More recent European music was represented in several concerts. These included Boulez's Rituel and Berio's SOLO, the former performed by The London Philharmonic and Mark Wigglesworth. The Boulez, a piece dedicated to the memory of the Italian composer Bruno Maderna, is solemn and calculatedly repetitive, building its ritualistic character deliberately and with orchestral sureness. The Berio, a work for solo trombone and orchestra, is orchestrally inventive, somewhat madcap, and very enjoyable, as was the bravura performance, by Christian Lindberg and the BBC Symphony Orchestra, conducted by Jukka-Pekka Saraste. 

On September 1, The BBC Symphony, joined by The Berlin Radio Choir, and conducted by Ingo Matzmacher, presented the UK premiere of Hans Werner Henze's Ninth Symphony. Henze's relationship with his native Germany has not been simple or straightforward, and been mingled with a changing political consciousness over most of his lifetime. The Ninth Symphony is a product of that relationship and is dominated by Henze's experience with the German Fatherland during and before the Second World War and with his meditation concerning the Holocaust. It is an enormous span of seven movements, lasting around an hour. It's text, by Hans-Ulrich Treichel, based on Anna Segher's novel Das siebte Kreuz, is set entirely for a large double chorus, much divided. The lack of soloists is supposed to give the work a universality, although it is debatable whether it is that or a certain non-specific lack of dramatic power that is the result of this decision, since the text is often in first person and refers to highly personal interaction with the events of highly dramatic and personal story. For this listener, despite the fact that Henze is a composer of great power and accomplishment, his ninth symphony is something of a soft egg, although it is certainly possible that, much as with the Shostakovitch songs mentioned above, a native speaker might have find this particular combination of words and music to be more satisfying. 

Gyorgy Kurtag is a composer with a highly powerful voice based on intense compression of material and time scale. His stature as a composer is considerable and seems to becomes more

evident with increasing acquaintance with his music. A late-night concert by the Keller Quartet on August 14, presented six works of Kurtag's, all of them very short, very intimate, and very concentrated, interspersed through a performance of Bach's The Art of Fugue. One of these works, the Twelve Microludes, is a sort of homage to Bach, as was another, entitled, in fact, Homage to J. S. Bach. Another, Officium breve, Op. 28 is a tribute to Webern, the last movement of whose Second Cantata provides the basic material for the work. Although one might question the implied placement of Kurtag into certain company and also derive some irritation from the extreme and aggressive solemnity of the event, there was no questioning the serious musical intent and content of his music, and no avoiding the great satisfaction of the encounter with the music or the performances, which were splendid.

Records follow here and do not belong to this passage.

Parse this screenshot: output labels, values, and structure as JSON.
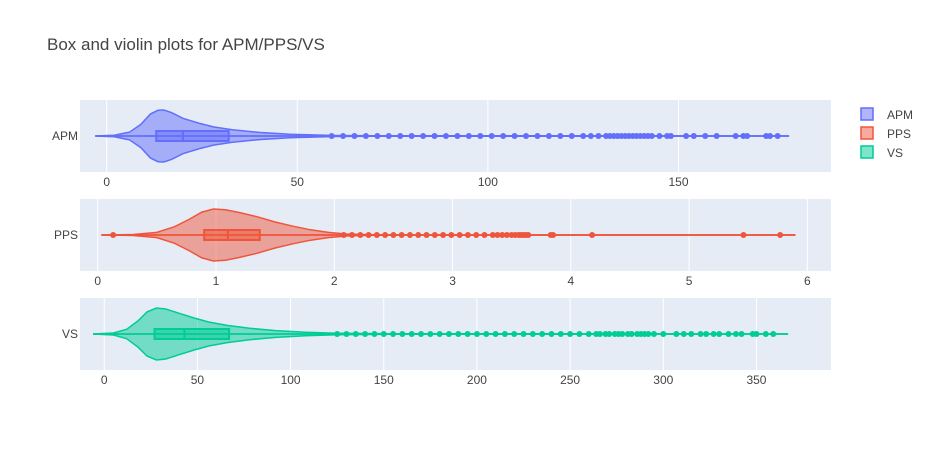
{
  "title": "Box and violin plots for APM/PPS/VS",
  "colors": {
    "plot_bg": "#E5ECF6",
    "grid": "#FFFFFF",
    "text": "#444444"
  },
  "chart_data": [
    {
      "type": "violin",
      "category": "APM",
      "legend_label": "APM",
      "color": "#636EFA",
      "xlim": [
        -7,
        190
      ],
      "ticks": [
        0,
        50,
        100,
        150
      ],
      "density": [
        [
          -3,
          0
        ],
        [
          2,
          0.03
        ],
        [
          6,
          0.15
        ],
        [
          9,
          0.45
        ],
        [
          11.5,
          0.85
        ],
        [
          13.5,
          0.99
        ],
        [
          15,
          1.0
        ],
        [
          17,
          0.9
        ],
        [
          20,
          0.68
        ],
        [
          24,
          0.5
        ],
        [
          28,
          0.35
        ],
        [
          33,
          0.24
        ],
        [
          40,
          0.14
        ],
        [
          48,
          0.07
        ],
        [
          55,
          0.04
        ],
        [
          60,
          0.02
        ],
        [
          70,
          0.01
        ],
        [
          179,
          0
        ]
      ],
      "box": {
        "q1": 13,
        "median": 20,
        "q3": 32,
        "whisker_low": -3,
        "whisker_high": 179
      },
      "outliers": [
        59,
        62,
        65,
        68,
        71,
        74,
        77,
        80,
        83,
        86,
        89,
        92,
        95,
        98,
        101,
        104,
        107,
        110,
        113,
        116,
        119,
        122,
        125,
        127,
        129,
        131,
        132,
        133,
        134,
        135,
        136,
        137,
        138,
        139,
        140,
        141,
        142,
        143,
        145,
        147,
        148,
        152,
        154,
        157,
        160,
        165,
        167,
        168,
        173,
        174,
        176
      ]
    },
    {
      "type": "violin",
      "category": "PPS",
      "legend_label": "PPS",
      "color": "#EF553B",
      "xlim": [
        -0.15,
        6.2
      ],
      "ticks": [
        0,
        1,
        2,
        3,
        4,
        5,
        6
      ],
      "density": [
        [
          0.03,
          0
        ],
        [
          0.3,
          0.02
        ],
        [
          0.5,
          0.1
        ],
        [
          0.65,
          0.32
        ],
        [
          0.78,
          0.62
        ],
        [
          0.88,
          0.88
        ],
        [
          0.98,
          1.0
        ],
        [
          1.08,
          0.97
        ],
        [
          1.2,
          0.86
        ],
        [
          1.35,
          0.7
        ],
        [
          1.5,
          0.5
        ],
        [
          1.65,
          0.34
        ],
        [
          1.8,
          0.2
        ],
        [
          1.95,
          0.1
        ],
        [
          2.1,
          0.04
        ],
        [
          2.3,
          0.015
        ],
        [
          2.6,
          0.004
        ],
        [
          5.9,
          0
        ]
      ],
      "box": {
        "q1": 0.9,
        "median": 1.1,
        "q3": 1.37,
        "whisker_low": 0.03,
        "whisker_high": 5.9
      },
      "outliers": [
        0.13,
        2.08,
        2.15,
        2.22,
        2.29,
        2.36,
        2.43,
        2.5,
        2.57,
        2.64,
        2.71,
        2.78,
        2.85,
        2.92,
        2.99,
        3.06,
        3.13,
        3.2,
        3.27,
        3.34,
        3.38,
        3.42,
        3.46,
        3.5,
        3.53,
        3.56,
        3.58,
        3.6,
        3.62,
        3.64,
        3.83,
        3.85,
        4.18,
        5.46,
        5.77
      ]
    },
    {
      "type": "violin",
      "category": "VS",
      "legend_label": "VS",
      "color": "#00CC96",
      "xlim": [
        -13,
        390
      ],
      "ticks": [
        0,
        50,
        100,
        150,
        200,
        250,
        300,
        350
      ],
      "density": [
        [
          -6,
          0
        ],
        [
          5,
          0.04
        ],
        [
          12,
          0.18
        ],
        [
          18,
          0.5
        ],
        [
          23,
          0.85
        ],
        [
          28,
          1.0
        ],
        [
          33,
          0.96
        ],
        [
          40,
          0.8
        ],
        [
          48,
          0.62
        ],
        [
          56,
          0.46
        ],
        [
          66,
          0.33
        ],
        [
          78,
          0.22
        ],
        [
          92,
          0.13
        ],
        [
          108,
          0.07
        ],
        [
          125,
          0.03
        ],
        [
          150,
          0.01
        ],
        [
          367,
          0
        ]
      ],
      "box": {
        "q1": 27,
        "median": 43,
        "q3": 67,
        "whisker_low": -6,
        "whisker_high": 367
      },
      "outliers": [
        125,
        130,
        135,
        140,
        145,
        150,
        155,
        160,
        165,
        170,
        175,
        180,
        185,
        190,
        195,
        200,
        205,
        210,
        215,
        220,
        225,
        230,
        235,
        240,
        245,
        250,
        255,
        260,
        264,
        266,
        269,
        271,
        274,
        276,
        278,
        281,
        283,
        286,
        288,
        290,
        292,
        295,
        300,
        307,
        311,
        315,
        320,
        323,
        327,
        330,
        335,
        339,
        342,
        348,
        350,
        355,
        359
      ]
    }
  ]
}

Like Kurtag, Percy Grainger is a composer of great individuality whose music sounds like nobody else's. Also like Kurtag, Grainger work on a very small scale. Grainger has had a major influence on a number of British composers, ranging from the more conservative Benjamin Britten to the very unconservative Michael Finnissy and the British Avant Garde represented by such composers as Dave Smith and Gavin Byer, so he is not just the composers of novelty numbers. Another late-night concert by The Joyful Company of Singers and The City of London Sinfonia, conducted by Richard Hickox, presented fifteen of Grainger's works. These represented several of the musical preoccupations which lasted throughout Grainger's career: British folk music, Scandinavian folk music, the works of Kipling, and "free music." Perhaps most striking performances were the those of Danny Deaver, a Dollar and Half a Day, and The Widow's Party by the men of Joyful Company of Singers, but all of them had verve, sweetness, freshness, and great beauty.